When to Use and When NOT to Use Basic Logs with Microsoft Sentinel

We’ve made some significantly important announcements recently around additional cost-cutting measures (and other things) through new log ingestion and log retention opportunities. If you’re not caught up on this yet, please see the following:

While these resources provide some great information – particularly the additional information included in the FAQ – there continues to be confusion over the Basic Logs option. So, I believe this feature requires some clarification.

Basic Logs can be a definite cost-saving measure, but many customers are attempting to include it in general Microsoft Sentinel planning. Basic Logs has very specific use cases and very specific limitations. Many customers may never need or use this option.

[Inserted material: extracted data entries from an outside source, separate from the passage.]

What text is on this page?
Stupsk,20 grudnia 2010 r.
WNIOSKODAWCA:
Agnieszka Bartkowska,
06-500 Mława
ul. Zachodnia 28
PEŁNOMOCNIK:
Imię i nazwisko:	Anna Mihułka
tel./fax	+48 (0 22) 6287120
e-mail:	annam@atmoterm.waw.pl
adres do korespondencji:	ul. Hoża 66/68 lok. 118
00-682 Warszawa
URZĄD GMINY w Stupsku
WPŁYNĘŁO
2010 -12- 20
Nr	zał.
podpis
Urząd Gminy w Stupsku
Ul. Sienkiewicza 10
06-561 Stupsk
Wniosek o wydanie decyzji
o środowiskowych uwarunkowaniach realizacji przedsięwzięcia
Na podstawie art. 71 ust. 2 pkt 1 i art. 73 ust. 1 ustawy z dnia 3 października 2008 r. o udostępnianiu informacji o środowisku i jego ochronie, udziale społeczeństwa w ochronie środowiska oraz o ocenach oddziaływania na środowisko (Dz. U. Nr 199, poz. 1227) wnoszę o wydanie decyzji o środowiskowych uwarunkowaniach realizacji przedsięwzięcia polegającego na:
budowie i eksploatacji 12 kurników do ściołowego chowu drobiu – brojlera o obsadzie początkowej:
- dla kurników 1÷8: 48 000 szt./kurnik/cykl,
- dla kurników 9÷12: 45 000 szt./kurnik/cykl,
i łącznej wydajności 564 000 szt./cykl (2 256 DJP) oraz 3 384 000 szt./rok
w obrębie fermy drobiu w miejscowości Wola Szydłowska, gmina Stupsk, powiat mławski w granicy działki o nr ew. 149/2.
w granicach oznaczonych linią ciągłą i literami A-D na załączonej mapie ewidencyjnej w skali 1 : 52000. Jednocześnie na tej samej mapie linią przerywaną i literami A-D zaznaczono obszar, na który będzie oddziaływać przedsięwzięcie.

Consider those massive log files like Netflow or Storage services. When you are tasked with looking through those log files, its generally not as part of a Hunting operation. When you need to surface and expose the data in those types of logs, it’s because you have identified that a critical situation already exists, and you need the data from those logs to confirm the suspicious activity and to add additional context to the investigation. Netflow or Storage logs are probably not going to provide the first sign that you have an issue. That will probably come from device or user activities, possibly through monitoring Security events, Office or Defender alerts.

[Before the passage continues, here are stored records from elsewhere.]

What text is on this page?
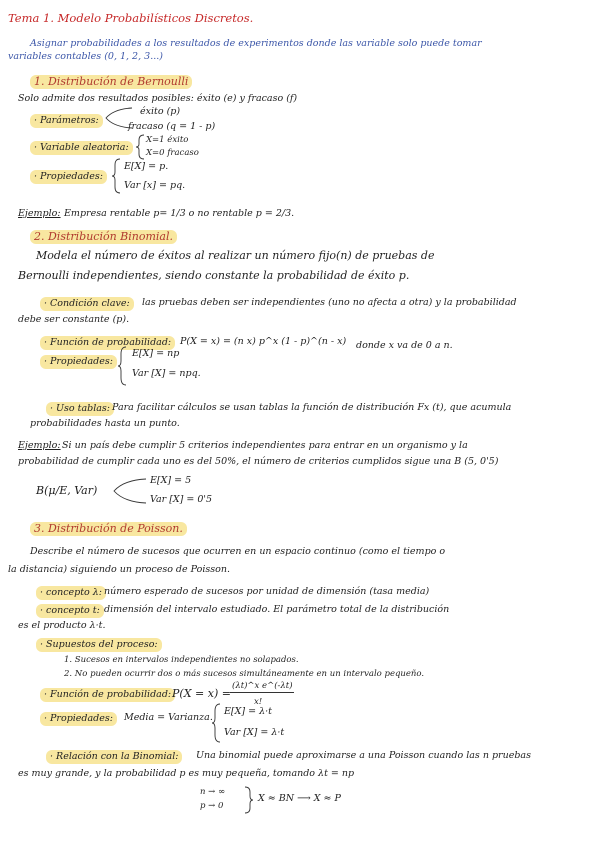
Tema 1. Modelo Probabilísticos Discretos.
Asignar probabilidades a los resultados de experimentos donde las variable solo puede tomar
variables contables (0, 1, 2, 3...)
1. Distribución de Bernoulli
Solo admite dos resultados posibles: éxito (e) y fracaso (f)
· Parámetros:
éxito (p)
fracaso (q = 1 - p)
· Variable aleatoria:
X=1 éxito
X=0 fracaso
· Propiedades:
E[X] = p.
Var [x] = pq.
Ejemplo: Empresa rentable p= 1/3 o no rentable p = 2/3.
2. Distribución Binomial.
Modela el número de éxitos al realizar un número fijo(n) de pruebas de
Bernoulli independientes, siendo constante la probabilidad de éxito p.
· Condición clave:	las pruebas deben ser independientes (uno no afecta a otra) y la probabilidad
debe ser constante (p).
· Función de probabilidad: P(X = x) = (n x) p^x (1 - p)^(n - x) donde x va de 0 a n.
· Propiedades:
E[X] = np
Var [X] = npq.
· Uso tablas: Para facilitar cálculos se usan tablas la función de distribución Fx (t), que acumula
probabilidades hasta un punto.
Ejemplo: Si un país debe cumplir 5 criterios independientes para entrar en un organismo y la
probabilidad de cumplir cada uno es del 50%, el número de criterios cumplidos sigue una B (5, 0'5)
B(μ/E, Var)
E[X] = 5
Var [X] = 0'5
3. Distribución de Poisson.
Describe el número de sucesos que ocurren en un espacio continuo (como el tiempo o
la distancia) siguiendo un proceso de Poisson.
· concepto λ: número esperado de sucesos por unidad de dimensión (tasa media)
· concepto t: dimensión del intervalo estudiado. El parámetro total de la distribución
es el producto λ·t.
· Supuestos del proceso:
1. Sucesos en intervalos independientes no solapados.
2. No pueden ocurrir dos o más sucesos simultáneamente en un intervalo pequeño.
· Función de probabilidad: P(X = x) =
(λt)^x e^(-λt)
x!
· Propiedades:	Media = Varianza.
E[X] = λ·t
Var [X] = λ·t
· Relación con la Binomial:	Una binomial puede aproximarse a una Poisson cuando las n pruebas
es muy grande, y la probabilidad p es muy pequeña, tomando λt = np
n → ∞
p → 0
X ≈ BN ⟶ X ≈ P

The logs intended for Basic Logs are massive in size. They are not something you would generally want to ingest on a constant basis particularly when the regular Analytics Logs ingestion cost is around $2.00-$2.50 per GB depending on the Azure region being used.

Using Basic Logs for these enormous logs, there’s a clear cost advantage because it cuts the normal price almost in half at $1.00 per GB (50% Log Analytics charge and 50% Sentinel charge). But there’s a catch. Actually, there’s quite a few. With Basic Logs you give up the ability to create Analytics Rules (alerts are not supported), KQL language access is limited and there’s a charge for interactive queries ($0.005/GB-scanned), the supported log types are limited (see the FAQ), and the data from these log files can only be stored as active or “hot” data for 8 days at a time.

For those instances where Basic Logs makes sense, this option is hugely valuable. But Basic Logs should be used as just another tool and a tool that’s employed after-the-fact.

What I mean by that is that when planning a new Microsoft Sentinel deployment or adjusting an existing one to incorporate the new potentially cost-saving measures, focus first on what Microsoft Sentinel already provides – which is already amazing with the low ingestion costs, free 90-day retention for all data, commitment tier savings for ingestion, and no cost for queries with full access to KQL – and also maybe incorporate the new Archived Logs feature to store data longer than the free 90 days for compliance and audit purposes.

Standing up and using Microsoft Sentinel has always been and always should be easy. Keep it that way.